Double jeopardy rules bar the prosecution of someone for the same crimes they were acquitted of earlier. But that shouldn’t apply to the Chicago federal trial because prosecutors are alleging different crimes related to Minor 1, including obstruction of justice for fixing the 2008 trial.
Minor 1 first met Kelly in the late 1990s when she was in junior high school. She had tagged along to Kelly’s Chicago recording studio with her aunt, a professional singer working with Kelly’s music. Soon after that meeting, Minor 1 told her parents Kelly was going to be her godfather.
In the early 2000s, the aunt showed the parents a copy of a video she said depicted their daughter having sex with Kelly. When they confronted Kelly, he told them, “You’re with me or against me,” a government filing says.
The parents took it as a threat.
“Minor 1’s mother did not want to go up against Kelly’s power, money, and influence by not following what he said,” the filing adds.
Kelly told the parents and Minor 1 they had to leave Chicago, paying for them to travel to the Bahamas and Cancun, Mexico.

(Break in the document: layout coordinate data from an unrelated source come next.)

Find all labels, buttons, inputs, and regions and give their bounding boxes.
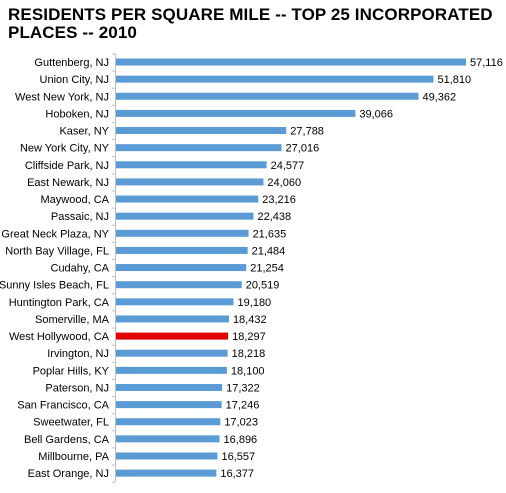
bar (116, 418, 221, 426)
bar (116, 75, 434, 83)
category-label: Great Neck Plaza, NY (1, 228, 109, 240)
category-label: Irvington, NJ (47, 348, 109, 360)
value-label: 17,246 (226, 400, 260, 412)
bar (116, 92, 419, 100)
value-label: 19,180 (238, 297, 272, 309)
value-label: 39,066 (359, 108, 393, 120)
value-label: 17,322 (226, 382, 260, 394)
bar (116, 366, 227, 374)
value-label: 18,432 (233, 314, 267, 326)
bar (116, 264, 247, 272)
bar-highlighted (116, 332, 229, 340)
bar (116, 229, 249, 237)
bar (116, 109, 356, 117)
bar (116, 435, 220, 443)
category-label: Somerville, MA (35, 314, 110, 326)
value-label: 27,016 (286, 143, 320, 155)
bar (116, 195, 259, 203)
value-label: 16,377 (220, 468, 254, 480)
category-label: Kaser, NY (59, 126, 109, 138)
value-label: 24,060 (267, 177, 301, 189)
bar (116, 178, 264, 186)
value-label: 18,297 (232, 331, 266, 343)
category-label: Poplar Hills, KY (33, 365, 110, 377)
value-label: 27,788 (290, 126, 324, 138)
category-label: West Hollywood, CA (9, 331, 110, 343)
value-label: 16,557 (221, 451, 255, 463)
value-label: 49,362 (422, 91, 456, 103)
bar (116, 281, 242, 289)
category-label: Passaic, NJ (51, 211, 109, 223)
value-label: 21,484 (252, 245, 286, 257)
value-label: 24,577 (271, 160, 305, 172)
category-label: Cliffside Park, NJ (25, 160, 109, 172)
bar (116, 315, 229, 323)
category-label: Paterson, NJ (45, 382, 109, 394)
value-label: 18,218 (232, 348, 266, 360)
category-label: Union City, NJ (40, 74, 109, 86)
category-label: New York City, NY (20, 143, 110, 155)
category-label: Huntington Park, CA (9, 297, 110, 309)
value-label: 21,254 (250, 263, 284, 275)
category-label: East Newark, NJ (27, 177, 109, 189)
bar (116, 452, 218, 460)
category-label: Maywood, CA (41, 194, 110, 206)
bar (116, 161, 267, 169)
value-label: 51,810 (437, 74, 471, 86)
category-label: North Bay Village, FL (5, 245, 109, 257)
bar (116, 383, 223, 391)
bar (116, 349, 228, 357)
value-label: 23,216 (262, 194, 296, 206)
category-label: Hoboken, NJ (45, 108, 109, 120)
category-label: West New York, NJ (15, 91, 109, 103)
category-label: Sweetwater, FL (33, 417, 109, 429)
category-label: Cudahy, CA (51, 263, 110, 275)
category-label: San Francisco, CA (17, 400, 109, 412)
bar (116, 58, 466, 66)
bar (116, 127, 287, 135)
bar (116, 144, 282, 152)
category-label: Guttenberg, NJ (34, 57, 109, 69)
bar (116, 212, 254, 220)
category-label: Bell Gardens, CA (24, 434, 110, 446)
bar (116, 246, 248, 254)
category-label: Millbourne, PA (38, 451, 109, 463)
value-label: 16,896 (224, 434, 258, 446)
bar (116, 469, 217, 477)
bar (116, 298, 234, 306)
category-label: Sunny Isles Beach, FL (0, 280, 109, 292)
category-label: East Orange, NJ (28, 468, 109, 480)
chart-title: RESIDENTS PER SQUARE MILE -- TOP 25 INCO… (8, 5, 493, 42)
value-label: 21,635 (253, 228, 287, 240)
value-label: 57,116 (470, 57, 503, 69)
value-label: 20,519 (246, 280, 280, 292)
value-label: 18,100 (231, 365, 265, 377)
bar (116, 401, 222, 409)
value-label: 22,438 (257, 211, 291, 223)
value-label: 17,023 (224, 417, 258, 429)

When they returned, prosecutors say Kelly sought to isolate Minor 1, moving her around to different hotels.
When called before a state grand jury looking into the video, Minor 1, her father and mother denied it was her in it. Prosecutors say an attorney for Kelly sat in on their testimony and reported back to Kelly what they said.
Prosecutors from the Cook County state’s attorney’s office chose to push ahead with charges and to take the case to trial in 2008 despite what they knew was a major hurdle: their inability to call the girl in the video to testify.
Any confidence Kelly may have had of beating similar charges a second time were likely dashed when he learned Minor 1 was now cooperating the government. With more resources, federal prosecutors also boast conviction rates of more than 90% compared to around 65% for their state counterparts.
In 2008, his lawyers argued the man in the VHS video who appeared very much to be Kelly was not Kelly. They showed jurors that Kelly has a large mole on his back, then played excerpts of the video in which no mole was visible on the man.
One of Kelly’s attorneys, Sam Adam Jr., told jurors during closings that no mole on the man’s back meant one thing: “It ain’t him. And if it ain’t him, you can’t convict.”